FIG. 1 is a conceptual diagram of the structure of a zoom lens according to the present invention and a diagram of movement loci of each lens component, and FIGS. 2 and 3 are a cross-sectional view of the lens and an aberration diagram of an embodiment, respectively.

Claims (1)

[Claims] 1. In order from the object side, a first lens component including at least a positive single lens and a negative single lens and having a positive focal length, at least two negative lens groups, and a negative a second lens component having a focal length of at least one positive lens group and at least one negative lens group; and a third lens component having a positive focal length, also consisting of at least two positive lens groups. a fourth lens configured and having a positive focal length.
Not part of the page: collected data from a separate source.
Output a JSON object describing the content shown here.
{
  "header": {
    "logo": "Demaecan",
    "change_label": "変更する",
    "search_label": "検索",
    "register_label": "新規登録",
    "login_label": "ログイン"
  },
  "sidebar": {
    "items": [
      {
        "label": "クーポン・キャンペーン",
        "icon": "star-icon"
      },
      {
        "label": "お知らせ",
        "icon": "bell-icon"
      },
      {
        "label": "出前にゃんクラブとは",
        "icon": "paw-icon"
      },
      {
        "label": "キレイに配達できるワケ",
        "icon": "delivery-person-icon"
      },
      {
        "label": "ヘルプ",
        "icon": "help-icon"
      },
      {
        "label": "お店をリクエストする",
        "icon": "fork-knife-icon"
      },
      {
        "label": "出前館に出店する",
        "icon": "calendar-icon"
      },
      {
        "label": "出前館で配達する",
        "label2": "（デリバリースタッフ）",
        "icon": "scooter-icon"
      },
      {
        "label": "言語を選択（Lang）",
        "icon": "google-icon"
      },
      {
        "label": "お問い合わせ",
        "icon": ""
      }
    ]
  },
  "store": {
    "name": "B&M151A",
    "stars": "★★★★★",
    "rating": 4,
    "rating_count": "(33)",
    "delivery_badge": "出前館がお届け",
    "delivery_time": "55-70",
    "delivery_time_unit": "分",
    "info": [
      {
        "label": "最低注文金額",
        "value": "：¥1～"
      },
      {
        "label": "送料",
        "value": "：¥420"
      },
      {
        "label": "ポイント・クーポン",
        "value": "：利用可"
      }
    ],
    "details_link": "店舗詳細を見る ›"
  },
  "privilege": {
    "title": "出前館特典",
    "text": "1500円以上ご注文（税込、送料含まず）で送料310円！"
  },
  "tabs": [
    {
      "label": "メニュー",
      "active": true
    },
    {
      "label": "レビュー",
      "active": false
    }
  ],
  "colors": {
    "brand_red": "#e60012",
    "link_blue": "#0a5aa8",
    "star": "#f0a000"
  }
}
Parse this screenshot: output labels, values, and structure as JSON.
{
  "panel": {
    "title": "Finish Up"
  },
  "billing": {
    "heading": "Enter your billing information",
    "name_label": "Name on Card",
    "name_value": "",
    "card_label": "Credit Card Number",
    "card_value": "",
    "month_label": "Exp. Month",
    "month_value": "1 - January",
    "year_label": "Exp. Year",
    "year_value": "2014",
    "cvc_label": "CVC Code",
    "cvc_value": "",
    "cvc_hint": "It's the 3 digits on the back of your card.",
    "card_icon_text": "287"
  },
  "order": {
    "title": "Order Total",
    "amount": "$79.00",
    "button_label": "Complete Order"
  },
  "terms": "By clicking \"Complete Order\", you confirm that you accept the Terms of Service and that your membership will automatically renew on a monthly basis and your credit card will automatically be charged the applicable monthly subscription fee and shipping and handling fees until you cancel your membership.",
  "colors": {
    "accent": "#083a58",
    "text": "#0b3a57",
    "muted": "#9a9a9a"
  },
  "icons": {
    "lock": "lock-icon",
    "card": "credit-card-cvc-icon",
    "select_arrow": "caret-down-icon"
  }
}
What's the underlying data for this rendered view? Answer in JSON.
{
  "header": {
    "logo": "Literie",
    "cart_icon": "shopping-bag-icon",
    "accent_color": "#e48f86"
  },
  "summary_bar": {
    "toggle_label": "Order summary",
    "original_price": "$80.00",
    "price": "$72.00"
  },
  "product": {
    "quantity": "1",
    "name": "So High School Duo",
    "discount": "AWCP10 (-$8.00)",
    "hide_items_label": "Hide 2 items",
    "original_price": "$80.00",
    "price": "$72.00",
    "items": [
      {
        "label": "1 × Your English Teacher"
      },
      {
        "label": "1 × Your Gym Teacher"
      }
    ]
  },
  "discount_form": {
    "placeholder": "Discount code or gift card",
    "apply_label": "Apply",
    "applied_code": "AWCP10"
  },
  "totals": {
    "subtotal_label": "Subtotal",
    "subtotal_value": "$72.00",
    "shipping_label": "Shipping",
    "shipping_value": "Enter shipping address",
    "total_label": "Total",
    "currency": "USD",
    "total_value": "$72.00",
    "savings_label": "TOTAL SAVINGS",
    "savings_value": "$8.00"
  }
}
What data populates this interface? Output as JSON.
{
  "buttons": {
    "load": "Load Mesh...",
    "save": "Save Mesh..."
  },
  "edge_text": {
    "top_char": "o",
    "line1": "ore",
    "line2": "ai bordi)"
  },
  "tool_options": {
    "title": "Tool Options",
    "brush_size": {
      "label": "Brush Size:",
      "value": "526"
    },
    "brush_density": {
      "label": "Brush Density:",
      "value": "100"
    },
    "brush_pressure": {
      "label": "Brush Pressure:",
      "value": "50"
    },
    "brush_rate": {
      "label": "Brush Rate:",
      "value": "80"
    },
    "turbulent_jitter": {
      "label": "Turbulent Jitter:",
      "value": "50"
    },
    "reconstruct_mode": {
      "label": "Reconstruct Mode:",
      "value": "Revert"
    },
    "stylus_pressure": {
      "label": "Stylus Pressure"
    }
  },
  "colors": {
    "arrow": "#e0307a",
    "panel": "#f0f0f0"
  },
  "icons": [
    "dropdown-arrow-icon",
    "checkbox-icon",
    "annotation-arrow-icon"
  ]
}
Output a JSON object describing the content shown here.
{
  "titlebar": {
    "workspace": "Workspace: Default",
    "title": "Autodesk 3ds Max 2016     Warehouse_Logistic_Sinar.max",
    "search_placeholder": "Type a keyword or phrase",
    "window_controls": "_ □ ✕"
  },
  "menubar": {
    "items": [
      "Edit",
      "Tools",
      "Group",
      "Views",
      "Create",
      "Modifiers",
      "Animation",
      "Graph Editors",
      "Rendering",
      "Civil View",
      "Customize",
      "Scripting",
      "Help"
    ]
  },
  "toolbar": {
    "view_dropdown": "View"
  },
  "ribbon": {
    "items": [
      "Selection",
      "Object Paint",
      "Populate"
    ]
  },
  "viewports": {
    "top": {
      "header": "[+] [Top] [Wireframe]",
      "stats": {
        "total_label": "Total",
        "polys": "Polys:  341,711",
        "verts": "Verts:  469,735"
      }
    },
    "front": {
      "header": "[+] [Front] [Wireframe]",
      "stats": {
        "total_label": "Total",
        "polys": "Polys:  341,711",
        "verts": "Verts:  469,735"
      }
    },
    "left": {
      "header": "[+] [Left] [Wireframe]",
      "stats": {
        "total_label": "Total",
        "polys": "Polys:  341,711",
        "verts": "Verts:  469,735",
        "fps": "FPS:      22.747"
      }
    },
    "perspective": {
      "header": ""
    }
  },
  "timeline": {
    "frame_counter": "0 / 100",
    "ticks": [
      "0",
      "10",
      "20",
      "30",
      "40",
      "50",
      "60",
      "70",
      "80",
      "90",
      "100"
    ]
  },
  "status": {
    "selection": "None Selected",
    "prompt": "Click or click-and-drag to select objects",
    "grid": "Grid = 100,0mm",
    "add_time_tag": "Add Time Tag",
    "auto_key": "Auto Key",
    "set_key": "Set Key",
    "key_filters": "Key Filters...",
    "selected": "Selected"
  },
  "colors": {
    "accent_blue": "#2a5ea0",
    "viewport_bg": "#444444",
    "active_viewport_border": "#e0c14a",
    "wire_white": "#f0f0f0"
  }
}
The partial system consisting of the first lens component and the second lens component has a negative composite focal length in the entire zoom range, and when zooming from the wide-angle end to the telephoto end, the first lens component, the fourth lens component The lens component moves to the object side, the second lens component moves to the image side, and the distance between the second and third lens components and the distance between the third and fourth lens components decrease, and during this time The third lens component is fixed or slightly moved. f: Focal length of the entire system at any zooming position f _W : f at the wide-angle end f _T : f at the telephoto end fi: Focal length of the i-th lens component Xi _{(f )} : Amount of movement of the i-th lens component when focal length f is based on the wide-angle end (movement toward the object side is positive, movement toward the image side is negative) ki _(f) : At focal length f The amount of movement of the i-th lens component of
Coefficient representing the ratio of Xi _(f) to the amount of movement of the first lens component X _1(f) ki _(f) = Xi _(f) /X _1(f) t ₁ , _2T : First lens component at the telephoto end and the second lens component t ₂ , _3W : The distance between the second lens component and the third lens component at the wide-angle end t ₃ , _4W : The distance between the third lens component and the fourth lens component at the wide-angle end NNi: Average refractive index of the negative lens of the i-th lens component νPi: Average Atsube number of the positive lens of the i-th lens component νNi: Average Atsube number of the negative lens of the i-th lens component 0.6f _W <t ₁ , _2T ＜1.5f _W 0.6f _W ＜t ₂ , _3W ＜0.5f _W 0.15f _W ＜t ₃ , _4W ＜0.5f _W 0.5f _W ＜｜f ₂ ｜＜1.2f _W f ₂ ＜0 0.4＜k _{4(f )} <3 0.5f _T <f ₁ <1.5f _T 1.7<NN ₂ 40<νP ₁ 40<νN ₂ A compact zoom lens that satisfies the following conditions.